Limitations & Future Work

  • Stages 2–4 form an offline, single-pass pipeline; iterative execution (diagnose→generate→refine→re-diagnose→...) could potentially yield further gains.
  • The current approach relies on the quality of the base MLLM's CoT reasoning; if the base model itself struggles with certain fine-grained distinctions, it cannot generate effective corrections.
  • VQA quality control performs only simple consistency checks; more fine-grained validation (e.g., measuring the semantic distance between generated \(\tilde{T}_m\) and \(T_m\)) could further improve data quality.
  • The small number of training steps (200–350) indicates high data efficiency, but also suggests room for further improvement with extended training.
  • vs.

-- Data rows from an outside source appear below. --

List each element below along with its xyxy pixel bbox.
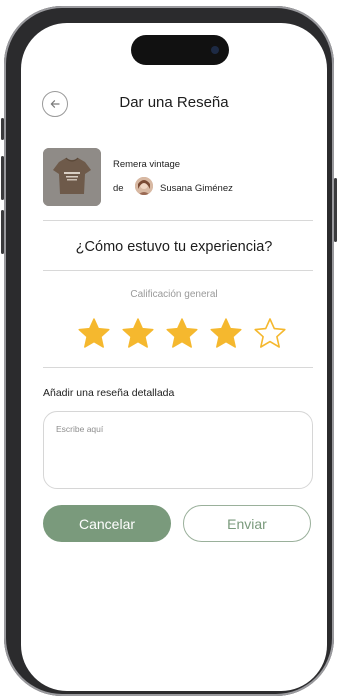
divider <box>43 270 313 271</box>
product-name: Remera vintage <box>113 159 181 170</box>
side-button-left-2 <box>1 156 4 200</box>
experience-question: ¿Cómo estuvo tu experiencia? <box>75 239 273 255</box>
phone-frame: Dar una Reseña Remera vintage de Susana … <box>1 6 337 696</box>
rating-label: Calificación general <box>130 289 218 300</box>
divider <box>43 220 313 221</box>
camera-icon <box>211 46 219 54</box>
product-image <box>43 148 101 206</box>
star-filled-icon[interactable] <box>209 317 243 351</box>
review-label: Añadir una reseña detallada <box>43 387 175 399</box>
star-rating <box>77 317 287 351</box>
side-button-left-1 <box>1 118 4 140</box>
review-textarea[interactable] <box>43 411 313 489</box>
screen: Dar una Reseña Remera vintage de Susana … <box>21 23 327 691</box>
dynamic-island <box>131 35 229 65</box>
seller-name: Susana Giménez <box>160 183 233 194</box>
divider <box>43 367 313 368</box>
star-filled-icon[interactable] <box>165 317 199 351</box>
page-title: Dar una Reseña <box>119 94 229 111</box>
product-card: Remera vintage de Susana Giménez <box>43 148 313 208</box>
side-button-right <box>334 178 337 242</box>
header: Dar una Reseña <box>21 87 327 119</box>
side-button-left-3 <box>1 210 4 254</box>
star-empty-icon[interactable] <box>253 317 287 351</box>
star-filled-icon[interactable] <box>77 317 111 351</box>
avatar <box>135 177 153 195</box>
cancel-button[interactable]: Cancelar <box>43 505 171 542</box>
star-filled-icon[interactable] <box>121 317 155 351</box>
submit-button[interactable]: Enviar <box>183 505 311 542</box>
seller-prefix: de <box>113 183 124 194</box>
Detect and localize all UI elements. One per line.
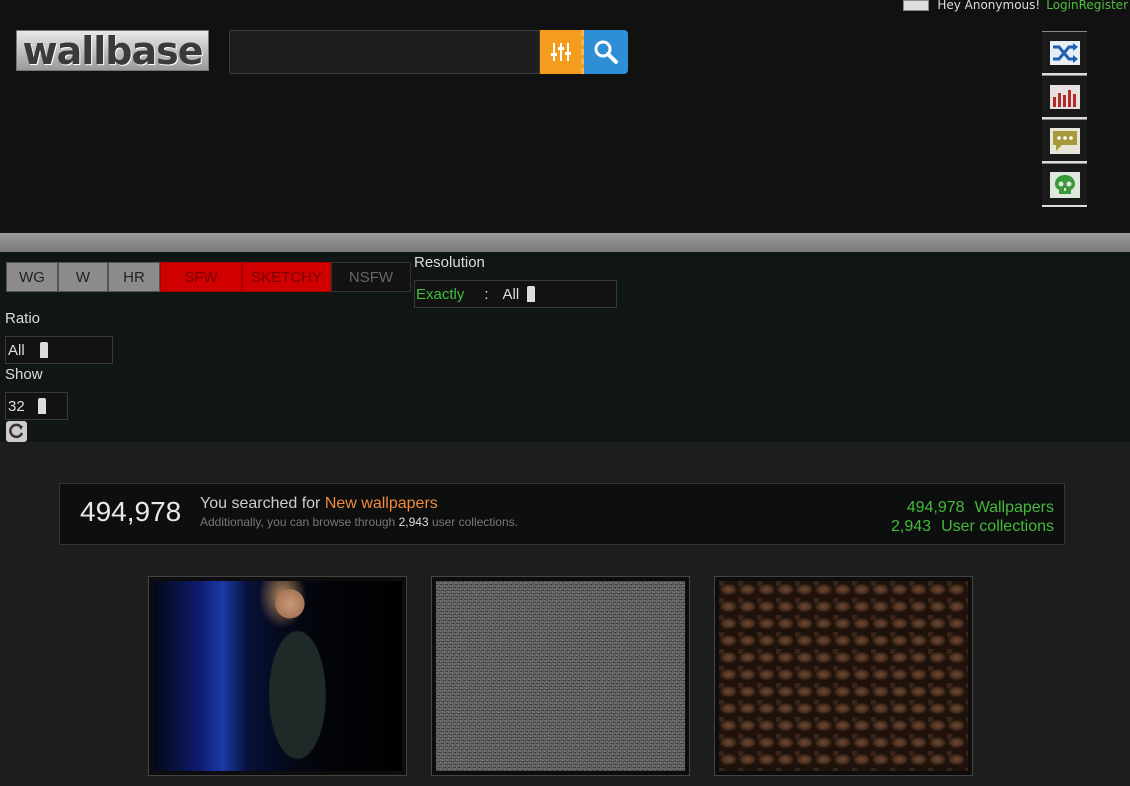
stat-collections-label: User collections: [941, 518, 1054, 535]
show-label: Show: [5, 366, 43, 383]
bar-chart-icon: [1049, 84, 1080, 109]
searched-for-text: You searched for New wallpapers: [200, 495, 438, 513]
toggle-wg[interactable]: WG: [6, 262, 58, 292]
register-link[interactable]: Register: [1079, 0, 1128, 12]
stats-links: 494,978 Wallpapers 2,943 User collections: [891, 498, 1054, 536]
search-icon: [594, 40, 618, 64]
skull-icon: [1049, 171, 1080, 198]
result-count: 494,978: [80, 496, 182, 527]
refresh-icon: [9, 423, 24, 439]
toggle-sketchy[interactable]: SKETCHY: [242, 262, 331, 292]
toggle-nsfw[interactable]: NSFW: [331, 262, 411, 292]
resolution-separator: :: [484, 285, 489, 303]
wallpaper-thumbnail[interactable]: [148, 576, 407, 776]
dropdown-handle-icon[interactable]: [37, 398, 46, 414]
header: Hey Anonymous! LoginRegister wallbase: [0, 0, 1130, 233]
search-button[interactable]: [584, 30, 628, 74]
thumbnail-image: [436, 581, 685, 771]
collections-note: Additionally, you can browse through 2,9…: [200, 515, 518, 529]
thumbnail-image: [719, 581, 968, 771]
show-select[interactable]: 32: [5, 392, 68, 420]
thumbnail-grid: [148, 576, 973, 776]
collections-suffix: user collections.: [431, 515, 518, 529]
side-icon-bar: [1042, 31, 1087, 207]
wallpaper-thumbnail[interactable]: [431, 576, 690, 776]
resolution-select[interactable]: Exactly : All: [414, 280, 617, 308]
toggle-w[interactable]: W: [58, 262, 108, 292]
dropdown-handle-icon[interactable]: [39, 342, 48, 358]
wallpaper-thumbnail[interactable]: [714, 576, 973, 776]
toggle-sfw[interactable]: SFW: [160, 262, 242, 292]
resolution-mode[interactable]: Exactly: [416, 286, 464, 303]
refresh-button[interactable]: [6, 421, 27, 442]
searched-term[interactable]: New wallpapers: [325, 495, 438, 512]
thumbnail-image: [153, 581, 402, 771]
resolution-value: All: [502, 285, 520, 303]
greeting: Hey Anonymous!: [937, 0, 1041, 12]
search-summary: 494,978 You searched for New wallpapers …: [59, 483, 1065, 545]
logo[interactable]: wallbase: [16, 29, 209, 73]
divider-bar: [0, 233, 1130, 252]
toggle-hr[interactable]: HR: [108, 262, 160, 292]
filter-panel: WG W HR SFW SKETCHY NSFW Resolution Exac…: [0, 252, 1130, 442]
show-value: 32: [8, 397, 25, 415]
search-bar: [229, 30, 628, 74]
shuffle-icon: [1049, 40, 1080, 65]
stat-wallpapers[interactable]: 494,978 Wallpapers: [891, 498, 1054, 517]
sliders-icon: [550, 43, 571, 61]
ratio-select[interactable]: All: [5, 336, 113, 364]
toplist-button[interactable]: [1042, 75, 1087, 119]
user-bar: Hey Anonymous! LoginRegister: [903, 0, 1128, 12]
searched-prefix: You searched for: [200, 495, 321, 512]
login-link[interactable]: Login: [1046, 0, 1078, 12]
stat-wallpapers-num: 494,978: [906, 499, 965, 516]
resolution-label: Resolution: [414, 254, 485, 271]
stat-collections[interactable]: 2,943 User collections: [891, 517, 1054, 536]
collections-count: 2,943: [398, 515, 429, 529]
avatar[interactable]: [903, 0, 930, 11]
collections-prefix: Additionally, you can browse through: [200, 515, 396, 529]
search-input[interactable]: [229, 30, 540, 74]
ratio-label: Ratio: [5, 310, 41, 327]
dropdown-handle-icon[interactable]: [527, 286, 536, 302]
stat-wallpapers-label: Wallpapers: [974, 499, 1054, 516]
random-button[interactable]: [1042, 31, 1087, 75]
stat-collections-num: 2,943: [891, 518, 932, 535]
filter-button[interactable]: [540, 30, 584, 74]
forum-button[interactable]: [1042, 119, 1087, 163]
chat-bubble-icon: [1049, 127, 1080, 154]
ratio-value: All: [8, 341, 25, 359]
nsfw-button[interactable]: [1042, 163, 1087, 207]
purity-toggle-group: WG W HR SFW SKETCHY NSFW: [6, 262, 411, 292]
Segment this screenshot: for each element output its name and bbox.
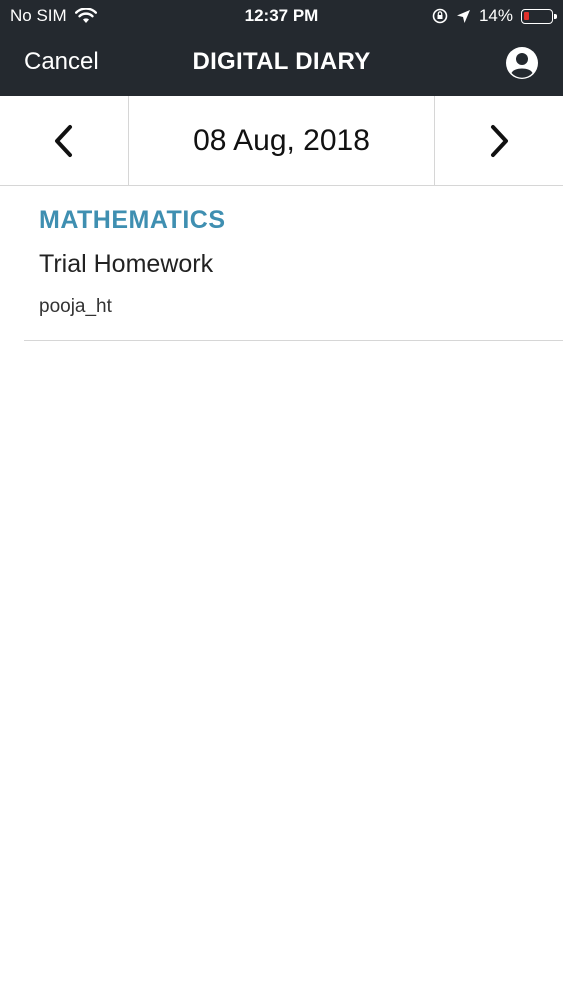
battery-icon xyxy=(521,8,557,24)
status-bar: No SIM 12:37 PM 14% xyxy=(0,0,563,32)
status-right: 14% xyxy=(432,6,557,26)
previous-date-button[interactable] xyxy=(0,96,129,185)
chevron-right-icon xyxy=(491,124,508,157)
next-date-button[interactable] xyxy=(434,96,563,185)
user-circle-icon[interactable] xyxy=(505,46,539,80)
entry-subject: MATHEMATICS xyxy=(39,206,226,234)
orientation-lock-icon xyxy=(432,8,448,24)
diary-entry[interactable]: MATHEMATICS Trial Homework pooja_ht xyxy=(24,186,563,341)
battery-percent: 14% xyxy=(478,6,513,25)
date-navigator: 08 Aug, 2018 xyxy=(0,96,563,186)
current-date: 08 Aug, 2018 xyxy=(193,123,370,157)
battery-level xyxy=(524,11,529,20)
entry-title: Trial Homework xyxy=(39,250,214,278)
page-title: DIGITAL DIARY xyxy=(192,48,371,75)
navigation-bar: Cancel DIGITAL DIARY xyxy=(0,32,563,96)
top-bar: No SIM 12:37 PM 14% Cancel DIGITAL DIARY xyxy=(0,0,563,96)
entry-author: pooja_ht xyxy=(39,296,112,317)
location-arrow-icon xyxy=(456,9,470,23)
chevron-left-icon xyxy=(55,124,72,157)
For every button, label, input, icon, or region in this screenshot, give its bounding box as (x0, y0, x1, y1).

CIR-LVLM: CIR-LVLM also adapts LVLMs as CIR retrievers but via single-stage static fine-tuning, without addressing capability degradation. ReCALL addresses this gap through a self-improvement loop.
  • vs. TME/CCIN: These CVPR 2025 methods achieve approximately R@1 53.4% on CIRR, while ReCALL reaches 55.52%. The key difference is that ReCALL additionally distills reasoning capabilities from the base model.
  • vs. STaR/Self-Refine: These LLM self-improvement methods iterate within generative tasks, whereas ReCALL is the first to apply the self-improvement paradigm to retrieval tasks, bridging generative reasoning and discriminative retrieval spaces.

Rating

  • Novelty: ⭐⭐⭐⭐⭐ Both the discovery of "capability degradation" and the Diagnose-Generate-Refine solution are original and generalizable.
  • Experimental Thoroughness: ⭐⭐⭐⭐⭐ State-of-the-art on two mainstream benchmarks, detailed ablations, cross-backbone validation, and qualitative analysis.
  • Writing Quality: ⭐⭐⭐⭐⭐ Motivation is convincingly argued, experimental design is rigorous, and figures are clear.
  • Value: ⭐⭐⭐⭐⭐ Offers a fundamental insight into MLLM retrieval adaptation with a highly generalizable framework.